Pouco depois da guerra, quando fui interrogado acerca da eficácia das tropas
de infantaria negras no combate, respondi que a 92a Divisão
desempenhara um valioso papel, e que sua presença na costa ocidental da
Itália fôra de grande ajuda material na investida final contra o vale do Pó. “Ao mesmo tempo seria
desonesto e injusto para com os soldados negros do futuro não levar em conta
as seríssimas desvantagens que tiveram que vencer. O comando foi um dos
maiores problemas: entre as tropas de cor havia muitos analfabetos; esses
levavam mais tempo para serem treinados e, em geral; revelavam um certo
relaxamento em aceitar a disciplina dura, rotineira, que é essencial em época
de guerra. Considero esse fracasso, não como imanente do soldado ou oficial
negro em si, mas do tratamento que dávamos, em nossa Pátria, aos problemas
das minorias. O negro não tivera nenhuma oportunidade de desenvolver suas
condições de liderança. Além disso, talvez o mais importante, o saldado negro
necessita maior incentivo; tem que ter a sensação de estar lutando pelo seu
lar e pelo seu país, e de que luta como igual. Somente um clima adequado em
seu próprio país pode dar-lhe esse incentivo. “Contudo, seria um
erro crasso supor que não se possam encontrar oficiais convenientes para as
tropas de negros; de fato, nós os encontramos, na Itália.
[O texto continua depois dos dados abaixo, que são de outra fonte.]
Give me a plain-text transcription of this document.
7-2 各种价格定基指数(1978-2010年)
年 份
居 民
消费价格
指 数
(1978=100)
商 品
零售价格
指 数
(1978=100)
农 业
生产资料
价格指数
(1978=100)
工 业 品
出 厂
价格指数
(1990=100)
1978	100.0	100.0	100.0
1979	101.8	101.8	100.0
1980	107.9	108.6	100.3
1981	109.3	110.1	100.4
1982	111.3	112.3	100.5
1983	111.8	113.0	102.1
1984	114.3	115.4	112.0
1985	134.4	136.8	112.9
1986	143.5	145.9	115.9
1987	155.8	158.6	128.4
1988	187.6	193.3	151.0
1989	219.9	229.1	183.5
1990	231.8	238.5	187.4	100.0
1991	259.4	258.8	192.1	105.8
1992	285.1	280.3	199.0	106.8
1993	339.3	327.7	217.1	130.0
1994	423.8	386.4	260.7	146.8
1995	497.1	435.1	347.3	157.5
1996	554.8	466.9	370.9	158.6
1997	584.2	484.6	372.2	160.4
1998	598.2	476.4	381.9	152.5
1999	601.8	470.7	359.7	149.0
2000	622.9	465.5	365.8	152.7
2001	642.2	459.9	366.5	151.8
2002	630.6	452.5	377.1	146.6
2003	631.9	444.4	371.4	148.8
Quando nas semanas
seguintes tivemos que reorganizar a 92a, pudemos selecionar
oficiais e pessoal subalterno, experimentados no combate, especialmente
treinados, e integrar regimentos reforçados, que intervieram na luta com
muito mais eficiência que antes. Eu mesmo condecorei oficiais, e pessoal
subalterno, negros, da 92a Divisão, pelo arrojo demonstrado na
ação, e sei de muitos outros que tombaram no campo de batalha em ações
extremamente corajosas. “É meu desejo deixar
perfeitamente claro que sou contrário a qualquer discriminação. Creio que
existe uma forma para encontrar a solução dos problemas que oprimem o soldado
negro, embora eu creia que, a esta altura da situação, não deva ainda existir
uma mistura indiscriminada de soldados negros e brancos em nosso exército. “Com base na
experiência da guerra passada, creio que essa mistura não produziria as
melhores equipes combatentes e que não seria justo para ninguém. No entanto,
creio que pode haver um boa integração de tropas brancas e de cor em nível de
batalhão ou de unidades menores; que os regimentos podem incluir um batalhão
negro eficiente em qualquer ramo da corporação, e que se pode prover esse
contingente de comando adequado e responsável. Quando terminou a guerra, a
General Eisenhower me contou que, na França, num momento crítico, tivera
ocasião de pedir voluntários de infantaria entre suas centenas de milhares de
tropas negras. Grande número de combatentes ofereceu seus serviços e foram
então integrados, em seções especiais de combate, às divisões de infantaria
veteranas, de comprovado valor nas batalhas, e portaram-se perfeitamente à
altura delas. “Não creio que se deva
adotar este sistema em unidades maiores que o batalhão. A experiência que
adquirimos na Itália não indica que uma divisão de cor possa se desempenhar
com tanta eficácia quanto uma unidade menor, sob a dura prova da guerra
moderna. A 92a Divisão recebeu uma preparação e treinamento
completos para a ação, assim como qualquer das nossas divisões. Foi levada à
frente, gradativamente, num setor relativamente tranqüilo e sob a competente
direção do General-de-Divisão Ned Almond. Apesar dessas vantagens, não passou
na prova quando teve que atacar, nem quando os alemães investiram no vale do
Serchio. Os comandantes de regimento não puderam controlar suficientemente,
na emergência, as suas tropas, principalmente pela ausência da disciplina
rígida requerida na batalha, e porque os oficiais subalternos,
freqüentemente, esqueciam responsabilidades de rotina e careciam de condições
essenciais para o comando. Essas faltas podem ser corrigidas - e nosso atual
programa de adestramento dedica a elas especial atenção -, porém necessita-se
tempo, e repito que acredito um erro crasso fazer com que o exército, agora,
procurasse misturar soldados brancos e negros de forma indiscriminada”. Os novos profetas A medida que a guerra
avançava e, paulatinamente, grandes regiões eram reconquistadas pelos
Aliados, o panorama da política internacional também mudava. Porém, na
maioria dos casos, as mudanças verificadas desde o começo da Grande Guerra
não eram registradas nas mesas de trabalho das Chancelarias da Inglaterra e
dos Estados Unidos. Na realidade, haviam surgido na Europa novos chefes
políticos. Uma emaranhada rede de tendências políticas estava em evolução e
nem os governos exilados em Londres e no Cairo, nem o Departamento de
Assuntos Estrangeiros, nem o de Estado, tinham real conhecimento das coisas.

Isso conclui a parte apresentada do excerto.